Study of different interactions in piperazine benzoate and its effect on biological properties: Experimental and theoretical approach

Abstract

Piperazine benzoate (PPB), an antibacterial molecule, was synthesized and characterized using FT-IR, FT-Raman, UV, and NMR spectra as well as biological research. The optimized geometry of the molecule was performed using Gaussian'09w programme at B3LYP with 6–311G++(d,p) basis set. Hyper conjugative interaction σ(CH) → σ*(OH) enhances NH…O interaction and C-H…O interaction arises mainly from charge transfer between the molecules. The electronic transitions in the molecule were exhibited by comparing the UV–vis spectrum with the observed spectrum using the TD-DFT method in gaseous phase. FMO analysis, natural charge analysis, and global chemical reactivity descriptors methods were investigated. PPB is a soft molecule with significant polarizability and chemical reactivity because of its low molecular orbital energy gap.
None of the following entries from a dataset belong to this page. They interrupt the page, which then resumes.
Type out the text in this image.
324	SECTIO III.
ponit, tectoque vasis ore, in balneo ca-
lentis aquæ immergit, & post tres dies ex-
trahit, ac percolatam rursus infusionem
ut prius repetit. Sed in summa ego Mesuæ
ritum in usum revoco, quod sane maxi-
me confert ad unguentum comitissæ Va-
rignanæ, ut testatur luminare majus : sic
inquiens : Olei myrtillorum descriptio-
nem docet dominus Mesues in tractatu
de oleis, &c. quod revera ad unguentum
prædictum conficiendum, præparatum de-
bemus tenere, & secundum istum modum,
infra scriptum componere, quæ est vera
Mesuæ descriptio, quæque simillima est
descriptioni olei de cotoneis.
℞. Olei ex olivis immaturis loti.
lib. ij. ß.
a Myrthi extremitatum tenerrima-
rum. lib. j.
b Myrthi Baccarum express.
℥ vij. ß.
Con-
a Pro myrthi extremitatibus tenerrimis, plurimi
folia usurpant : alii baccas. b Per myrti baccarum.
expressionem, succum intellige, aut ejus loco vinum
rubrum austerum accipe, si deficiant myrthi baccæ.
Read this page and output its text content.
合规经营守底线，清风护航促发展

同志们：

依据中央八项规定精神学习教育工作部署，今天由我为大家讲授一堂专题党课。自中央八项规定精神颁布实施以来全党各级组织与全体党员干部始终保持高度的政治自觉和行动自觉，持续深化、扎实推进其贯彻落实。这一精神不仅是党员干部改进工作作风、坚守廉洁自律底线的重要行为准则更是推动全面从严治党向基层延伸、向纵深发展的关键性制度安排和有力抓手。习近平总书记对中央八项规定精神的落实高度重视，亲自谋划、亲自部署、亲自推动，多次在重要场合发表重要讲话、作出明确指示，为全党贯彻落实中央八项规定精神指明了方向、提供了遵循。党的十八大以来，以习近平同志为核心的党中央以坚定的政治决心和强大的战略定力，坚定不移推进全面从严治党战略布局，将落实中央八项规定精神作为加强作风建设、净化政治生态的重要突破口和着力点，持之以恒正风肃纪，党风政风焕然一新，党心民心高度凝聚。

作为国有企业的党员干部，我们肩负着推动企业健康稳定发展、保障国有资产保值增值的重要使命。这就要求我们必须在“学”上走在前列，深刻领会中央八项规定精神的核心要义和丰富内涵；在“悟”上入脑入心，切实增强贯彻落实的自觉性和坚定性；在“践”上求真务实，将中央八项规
Normal coordinate analysis (NCA) was used to determine the detailed interpretation of the fundamental modes. The chemical shifts of the molecule were determined from the recorded 13C and 1H NMR spectra using the gauge independent atomic orbital (GIAO) method. Using NBO analysis, concerns related to molecular stability and bond strength have been presented. The topological properties were studied using MEP, ELF, and LOL maps. From AIM findings, the PPB is defined by two BCPs, one each for an ON…H and CO…H type hydrogen bond. Through RDG investigation, the interactions inside the PPB molecule were examined. The interaction areas in the molecular structure of PPB are confirmed by the RDG graph data. PPB's absorption rate was 78.18 percent. This figure led to the conclusion that PPB had the highest percentage of absorption. Bacterial proteins were used for molecular docking, and docking parameters were derived. Based on Lipinski's rule of five, drug similarity was determined, and the ADMET variables were also predicted.